Updated: Jun 17, 2020

Article from Colchester's Elite Magazine

In the winter it’s common to feel low on energy, the sun rarely shines and you are often stuck indoors for much of the day. Good job that spring is on the way.

Low energy is one of the most common problems that nutritional therapists are asked for help with, from chronic fatigue at one extreme to managing the notorious mid-morning and afternoon energy slumps.
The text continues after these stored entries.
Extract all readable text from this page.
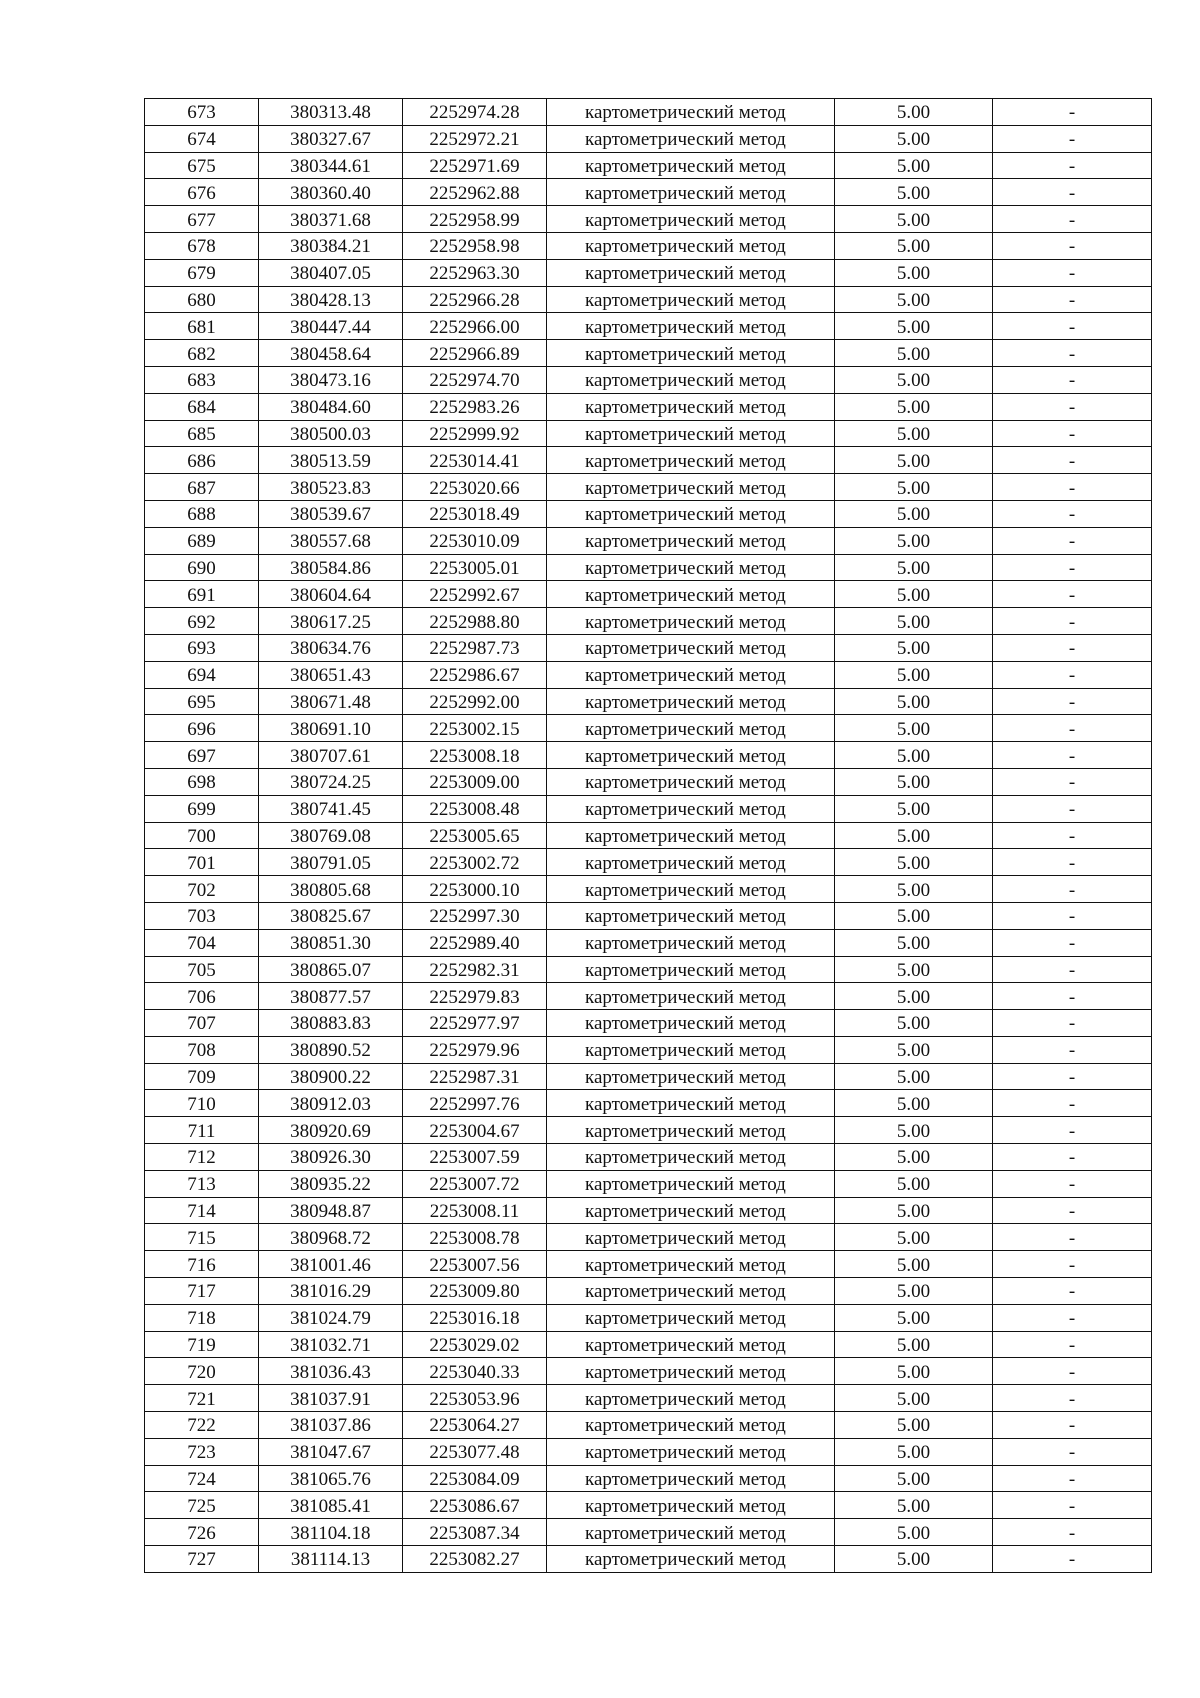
673	380313.48	2252974.28	картометрический метод	5.00	-
674	380327.67	2252972.21	картометрический метод	5.00	-
675	380344.61	2252971.69	картометрический метод	5.00	-
676	380360.40	2252962.88	картометрический метод	5.00	-
677	380371.68	2252958.99	картометрический метод	5.00	-
678	380384.21	2252958.98	картометрический метод	5.00	-
679	380407.05	2252963.30	картометрический метод	5.00	-
680	380428.13	2252966.28	картометрический метод	5.00	-
681	380447.44	2252966.00	картометрический метод	5.00	-
682	380458.64	2252966.89	картометрический метод	5.00	-
683	380473.16	2252974.70	картометрический метод	5.00	-
684	380484.60	2252983.26	картометрический метод	5.00	-
685	380500.03	2252999.92	картометрический метод	5.00	-
686	380513.59	2253014.41	картометрический метод	5.00	-
687	380523.83	2253020.66	картометрический метод	5.00	-
688	380539.67	2253018.49	картометрический метод	5.00	-
689	380557.68	2253010.09	картометрический метод	5.00	-
690	380584.86	2253005.01	картометрический метод	5.00	-
691	380604.64	2252992.67	картометрический метод	5.00	-
692	380617.25	2252988.80	картометрический метод	5.00	-
693	380634.76	2252987.73	картометрический метод	5.00	-
694	380651.43	2252986.67	картометрический метод	5.00	-
695	380671.48	2252992.00	картометрический метод	5.00	-
696	380691.10	2253002.15	картометрический метод	5.00	-
697	380707.61	2253008.18	картометрический метод	5.00	-
698	380724.25	2253009.00	картометрический метод	5.00	-
699	380741.45	2253008.48	картометрический метод	5.00	-
700	380769.08	2253005.65	картометрический метод	5.00	-
701	380791.05	2253002.72	картометрический метод	5.00	-
702	380805.68	2253000.10	картометрический метод	5.00	-
703	380825.67	2252997.30	картометрический метод	5.00	-
704	380851.30	2252989.40	картометрический метод	5.00	-
705	380865.07	2252982.31	картометрический метод	5.00	-
706	380877.57	2252979.83	картометрический метод	5.00	-
707	380883.83	2252977.97	картометрический метод	5.00	-
708	380890.52	2252979.96	картометрический метод	5.00	-
709	380900.22	2252987.31	картометрический метод	5.00	-
710	380912.03	2252997.76	картометрический метод	5.00	-
711	380920.69	2253004.67	картометрический метод	5.00	-
712	380926.30	2253007.59	картометрический метод	5.00	-
713	380935.22	2253007.72	картометрический метод	5.00	-
714	380948.87	2253008.11	картометрический метод	5.00	-
715	380968.72	2253008.78	картометрический метод	5.00	-
716	381001.46	2253007.56	картометрический метод	5.00	-
717	381016.29	2253009.80	картометрический метод	5.00	-
718	381024.79	2253016.18	картометрический метод	5.00	-
719	381032.71	2253029.02	картометрический метод	5.00	-
720	381036.43	2253040.33	картометрический метод	5.00	-
721	381037.91	2253053.96	картометрический метод	5.00	-
722	381037.86	2253064.27	картометрический метод	5.00	-
723	381047.67	2253077.48	картометрический метод	5.00	-
724	381065.76	2253084.09	картометрический метод	5.00	-
725	381085.41	2253086.67	картометрический метод	5.00	-
726	381104.18	2253087.34	картометрический метод	5.00	-
727	381114.13	2253082.27	картометрический метод	5.00	-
The good news is that you don’t have to wait for the sun to come out to get that spring back in your step. Here’s a taste of what a nutritional therapist might recommend in an energy boosting plan:


Choose a dish that contains protein and slow releasing energy such as porridge to keep you feeling alert and full for hours. Pop frozen fruit in with the porridge right before the end of cooking and finish off with a sprinkle of mixed seeds for more energy boosting nutrients.

Vitamin D

Vitamin D is a hormone produced when skin is exposed to sunlight and low levels can have a significant impact on mood and energy. It’s not surprising then that 1 in 5 of us are deficient. Food sources include oily fish and eggs, but generally it’s difficult to maintain adequate levels during the winter. Government advice is to supplement 10μg daily, but this may not be adequate for all so testing is advisable. Consult with a nutritional therapist to optimise your dose.


Sometimes it’s the simple things that we miss. Don’t forget to drink 2 litres of water over the course of the day to keep yourself hydrated. You’ll find you think more clearly and feel more vibrant if you can keep on top of fluids. Herbal teas count, but coffee and tea don’t.

This is just a taster of the many strategies nutritional therapists offer to help you thrive.